The LAPSO introduced a different capital means-test to those in receipt of means-tested benefits. Equity in the home is included when assessing disposable capital. This has specific impacts on disabled people benefitting from the government’s specialist shared-ownership scheme which was established in response to significant difficulties in accessing suitable housing. One of CELC’s clients who used that scheme, and who has needed specialist legal help on a number of occasions, was found to be at increasing risk of Legal Aid ineligibility, solely because of an increase in the value of his home.
The Ministry of Justice’s equality impact assessment didn’t identify these impacts when LASPO was introduced. Therefore, students working on this SPLC project undertook research activities to contribute to detailed representations on the equalities issues to be submitted to the Government’s current review of the means test.
Student Finance and Humanitarian Protection
Initially, students who had been granted humanitarian protection in the UK were discriminated against in two ways. Unless they were able to show that they had been a resident in the UK for 3 years before their course starts, they:
- Were charged overseas student fees which are much higher than home student fees; and
- Had not been entitled to student finance.
Following a legal challenge by one of the Central England Law Centre’s clients, the government agreed that the 3-year residence requirement is unlawful and discriminated against those who were granted humanitarian protection, and therefore should not be applied.
The Department of Education is notifying both the Student Learn Company and Universities about this change. However, we were concerned that students who have humanitarian protection would still face difficulties if the correct information were not well-publicised.
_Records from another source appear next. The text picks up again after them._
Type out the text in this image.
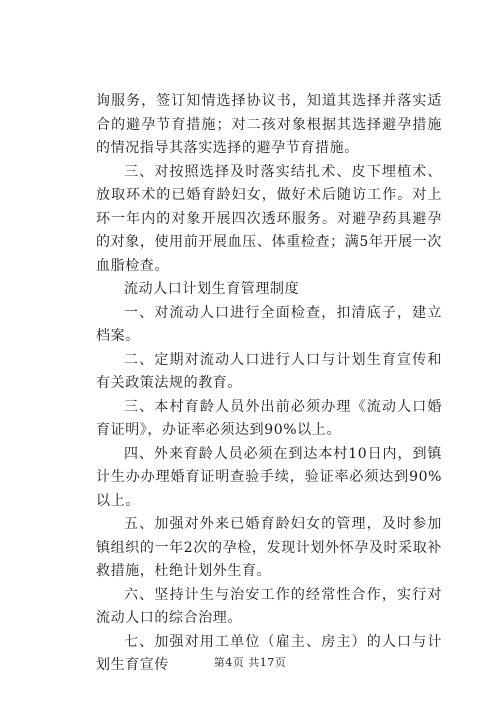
询服务，签订知情选择协议书，知道其选择并落实适合的避孕节育措施；对二孩对象根据其选择避孕措施的情况指导其落实选择的避孕节育措施。

三、对按照选择及时落实结扎术、皮下埋植术、放取环术的已婚育龄妇女，做好术后随访工作。对上环一年内的对象开展四次透环服务。对避孕药具避孕的对象，使用前开展血压、体重检查；满5年开展一次血脂检查。

流动人口计划生育管理制度

一、对流动人口进行全面检查，扣清底子，建立档案。

二、定期对流动人口进行人口与计划生育宣传和有关政策法规的教育。

三、本村育龄人员外出前必须办理《流动人口婚育证明》，办证率必须达到90%以上。

四、外来育龄人员必须在到达本村10日内，到镇计生办办理婚育证明查验手续，验证率必须达到90%以上。

五、加强对外来已婚育龄妇女的管理，及时参加镇组织的一年2次的孕检，发现计划外怀孕及时采取补救措施，杜绝计划外生育。

六、坚持计生与治安工作的经常性合作，实行对流动人口的综合治理。

七、加强对用工单位（雇主、房主）的人口与计划生育宣传	第4页 共17页
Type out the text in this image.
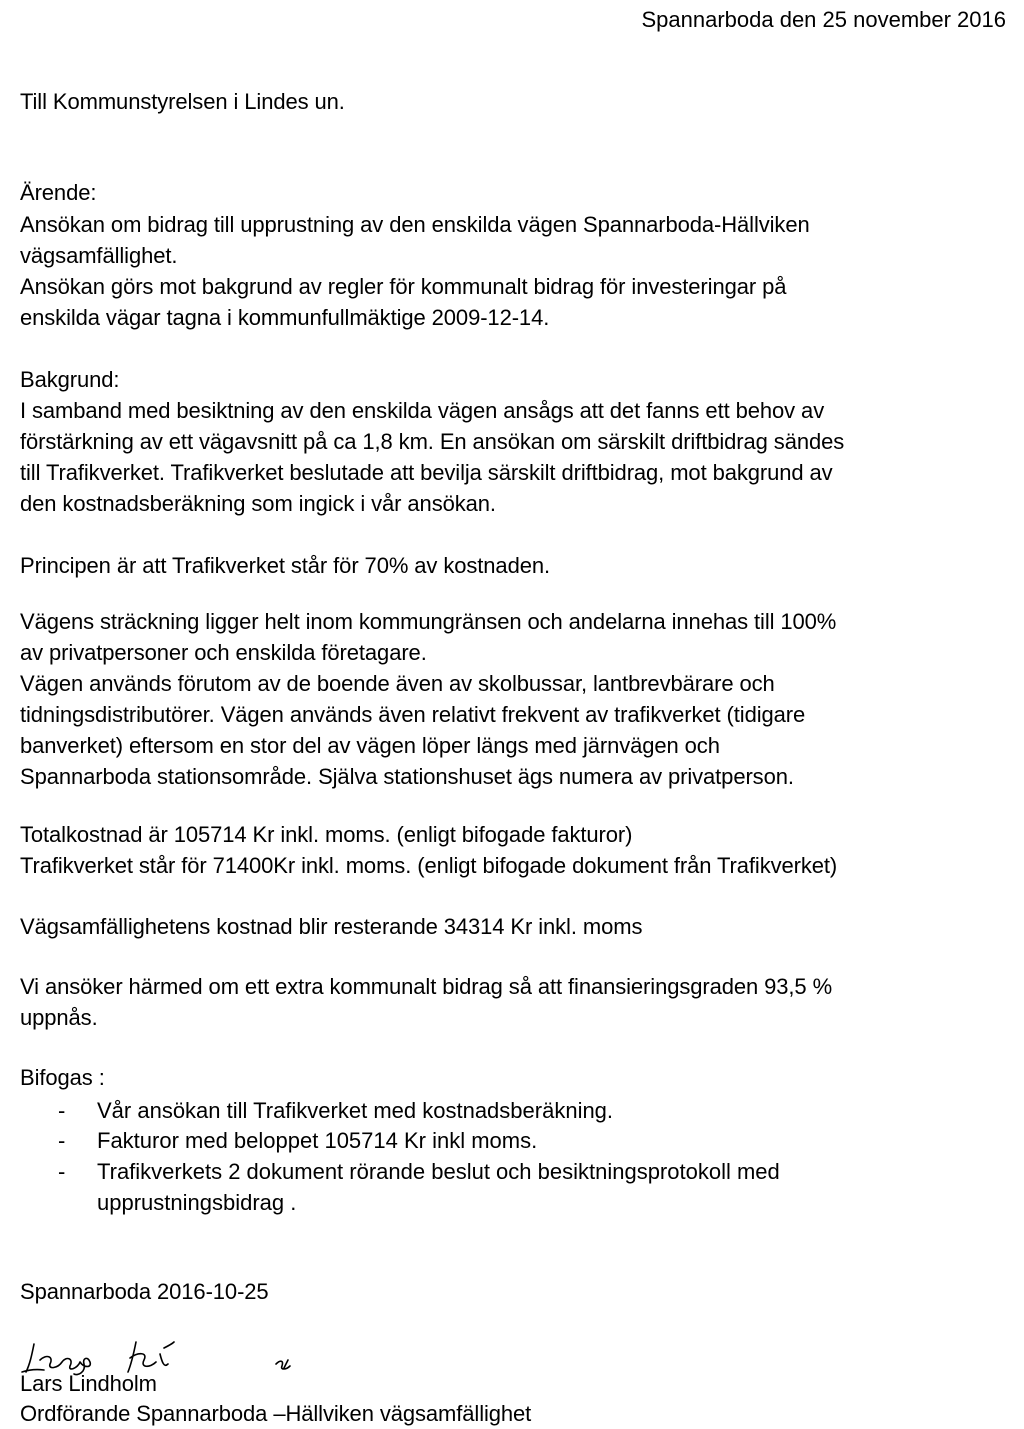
Spannarboda den 25 november 2016
Till Kommunstyrelsen i Lindes un.
Ärende:
Ansökan om bidrag till upprustning av den enskilda vägen Spannarboda-Hällviken
vägsamfällighet.
Ansökan görs mot bakgrund av regler för kommunalt bidrag för investeringar på
enskilda vägar tagna i kommunfullmäktige 2009-12-14.
Bakgrund:
I samband med besiktning av den enskilda vägen ansågs att det fanns ett behov av
förstärkning av ett vägavsnitt på ca 1,8 km. En ansökan om särskilt driftbidrag sändes
till Trafikverket. Trafikverket beslutade att bevilja särskilt driftbidrag, mot bakgrund av
den kostnadsberäkning som ingick i vår ansökan.
Principen är att Trafikverket står för 70% av kostnaden.
Vägens sträckning ligger helt inom kommungränsen och andelarna innehas till 100%
av privatpersoner och enskilda företagare.
Vägen används förutom av de boende även av skolbussar, lantbrevbärare och
tidningsdistributörer. Vägen används även relativt frekvent av trafikverket (tidigare
banverket) eftersom en stor del av vägen löper längs med järnvägen och
Spannarboda stationsområde. Själva stationshuset ägs numera av privatperson.
Totalkostnad är 105714 Kr inkl. moms. (enligt bifogade fakturor)
Trafikverket står för 71400Kr inkl. moms. (enligt bifogade dokument från Trafikverket)
Vägsamfällighetens kostnad blir resterande 34314 Kr inkl. moms
Vi ansöker härmed om ett extra kommunalt bidrag så att finansieringsgraden 93,5 %
uppnås.
Bifogas :
- Vår ansökan till Trafikverket med kostnadsberäkning.
- Fakturor med beloppet 105714 Kr inkl moms.
- Trafikverkets 2 dokument rörande beslut och besiktningsprotokoll med
upprustningsbidrag .
Spannarboda 2016-10-25
Lars Lindholm
Ordförande Spannarboda –Hällviken vägsamfällighet
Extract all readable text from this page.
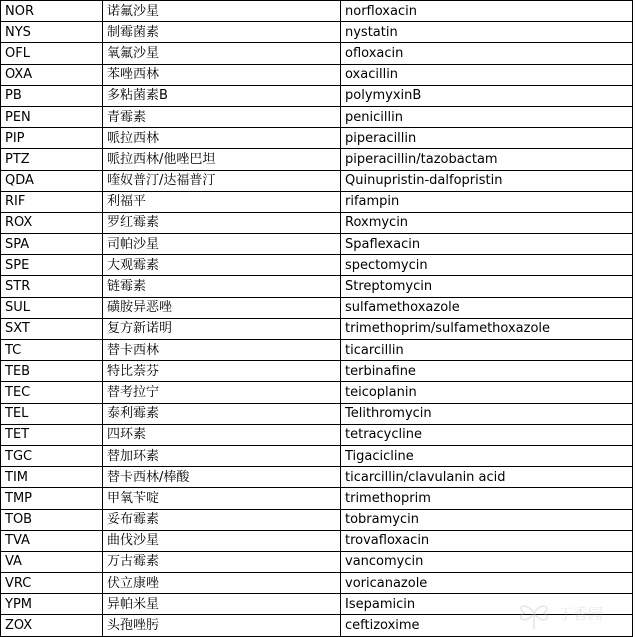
NOR	诺氟沙星	norfloxacin
NYS	制霉菌素	nystatin
OFL	氧氟沙星	ofloxacin
OXA	苯唑西林	oxacillin
PB	多粘菌素B	polymyxinB
PEN	青霉素	penicillin
PIP	哌拉西林	piperacillin
PTZ	哌拉西林/他唑巴坦	piperacillin/tazobactam
QDA	喹奴普汀/达福普汀	Quinupristin-dalfopristin
RIF	利福平	rifampin
ROX	罗红霉素	Roxmycin
SPA	司帕沙星	Spaflexacin
SPE	大观霉素	spectomycin
STR	链霉素	Streptomycin
SUL	磺胺异恶唑	sulfamethoxazole
SXT	复方新诺明	trimethoprim/sulfamethoxazole
TC	替卡西林	ticarcillin
TEB	特比萘芬	terbinafine
TEC	替考拉宁	teicoplanin
TEL	泰利霉素	Telithromycin
TET	四环素	tetracycline
TGC	替加环素	Tigacicline
TIM	替卡西林/棒酸	ticarcillin/clavulanin acid
TMP	甲氧苄啶	trimethoprim
TOB	妥布霉素	tobramycin
TVA	曲伐沙星	trovafloxacin
VA	万古霉素	vancomycin
VRC	伏立康唑	voricanazole
YPM	异帕米星	Isepamicin
ZOX	头孢唑肟	ceftizoxime
丁香园
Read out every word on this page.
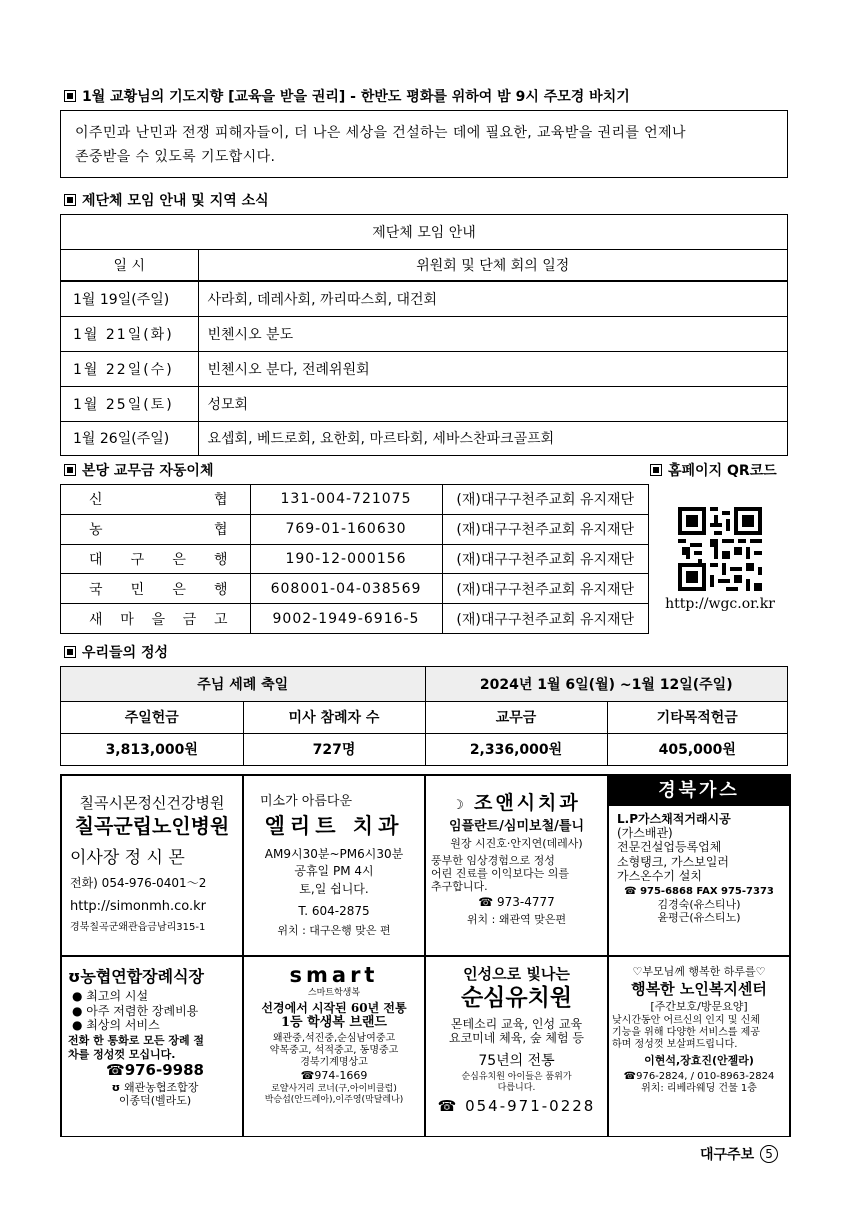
1월 교황님의 기도지향 [교육을 받을 권리] - 한반도 평화를 위하여 밤 9시 주모경 바치기
이주민과 난민과 전쟁 피해자들이, 더 나은 세상을 건설하는 데에 필요한, 교육받을 권리를 언제나
존중받을 수 있도록 기도합시다.
제단체 모임 안내 및 지역 소식
제단체 모임 안내	
일 시	위원회 및 단체 회의 일정
1월 19일(주일)	사라회, 데레사회, 까리따스회, 대건회
1월 21일(화)	빈첸시오 분도
1월 22일(수)	빈첸시오 분다, 전례위원회
1월 25일(토)	성모회
1월 26일(주일)	요셉회, 베드로회, 요한회, 마르타회, 세바스찬파크골프회
본당 교무금 자동이체	홈페이지 QR코드
신 협	131-004-721075	(재)대구구천주교회 유지재단

농 협	769-01-160630	(재)대구구천주교회 유지재단

대 구 은 행	190-12-000156	(재)대구구천주교회 유지재단

국 민 은 행	608001-04-038569	(재)대구구천주교회 유지재단

새 마 을 금 고	9002-1949-6916-5	(재)대구구천주교회 유지재단
http://wgc.or.kr
우리들의 정성
주님 세례 축일		2024년 1월 6일(월) ~1월 12일(주일)	
주일헌금	미사 참례자 수	교무금	기타목적헌금
3,813,000원	727명	2,336,000원	405,000원
칠곡시몬정신건강병원
칠곡군립노인병원
이사장 정 시 몬
전화) 054-976-0401～2
http://simonmh.co.kr
경북칠곡군왜관읍금남리315-1
미소가 아름다운
엘리트 치과
AM9시30분~PM6시30분
공휴일 PM 4시
토,일 쉽니다.
T. 604-2875
위치 : 대구은행 맞은 편
☽ 조앤시치과
임플란트/심미보철/틀니
원장 시진호·안지연(데레사)
풍부한 임상경험으로 정성
어린 진료를 이익보다는 의를
추구합니다.
☎ 973-4777
위치 : 왜관역 맞은편
경북가스
L.P가스채적거래시공
(가스배관)
전문건설업등록업체
소형탱크, 가스보일러
가스온수기 설치
☎ 975-6868 FAX 975-7373
김경숙(유스티나)
윤평근(유스티노)
ʊ농협연합장례식장
● 최고의 시설
● 아주 저렴한 장례비용
● 최상의 서비스
전화 한 통화로 모든 장례 절
차를 정성껏 모십니다.
☎976-9988
ʊ 왜관농협조합장
이종덕(벨라도)
smart
스마트학생복
선경에서 시작된 60년 전통
1등 학생복 브랜드
왜관중,석진중,순심남여중고
약목중고, 석적중고, 동명중고
경북기계명상고
☎974-1669
로얄사거리 코너(구,아이비클럽)
박승섭(안드레아),이주영(막달레나)
인성으로 빛나는
순심유치원
몬테소리 교육, 인성 교육
요코미네 체육, 숲 체험 등
75년의 전통
순심유치원 아이들은 품위가
다릅니다.
☎ 054-971-0228
♡부모님께 행복한 하루를♡
행복한 노인복지센터
[주간보호/방문요양]
낮시간동안 어르신의 인지 및 신체
기능을 위해 다양한 서비스를 제공
하며 정성껏 보살펴드립니다.
이현석,장효진(안젤라)
☎976-2824, / 010-8963-2824
위치: 리베라웨딩 건물 1층
대구주보 5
The aim of this SPLC project was to ensure that students who should benefit, do so without having to take legal action themselves. And should they run into difficulties, they would know where they might find specialist legal help. Students created a toolkit explaining the changes to the 3-year ordinary resident requirement and to also equip individuals who might be affected by this issue. The toolkit will also help students understand what their rights are when applying to university.
Healthcare in IRCs
There is a persistent discrepancy between reported concerns by detainees and the conclusions reached in formal inspection reports. SPLC has a team of students working with Gatwick Detainees Welfare Group (GDWG) on a year-long project investigating evidence of a breach of the ‘legitimate expectation’ of community equivalence and supporting GDWG’s participation in a recently launched public inquiry into Brook House Immigration Removal Centre.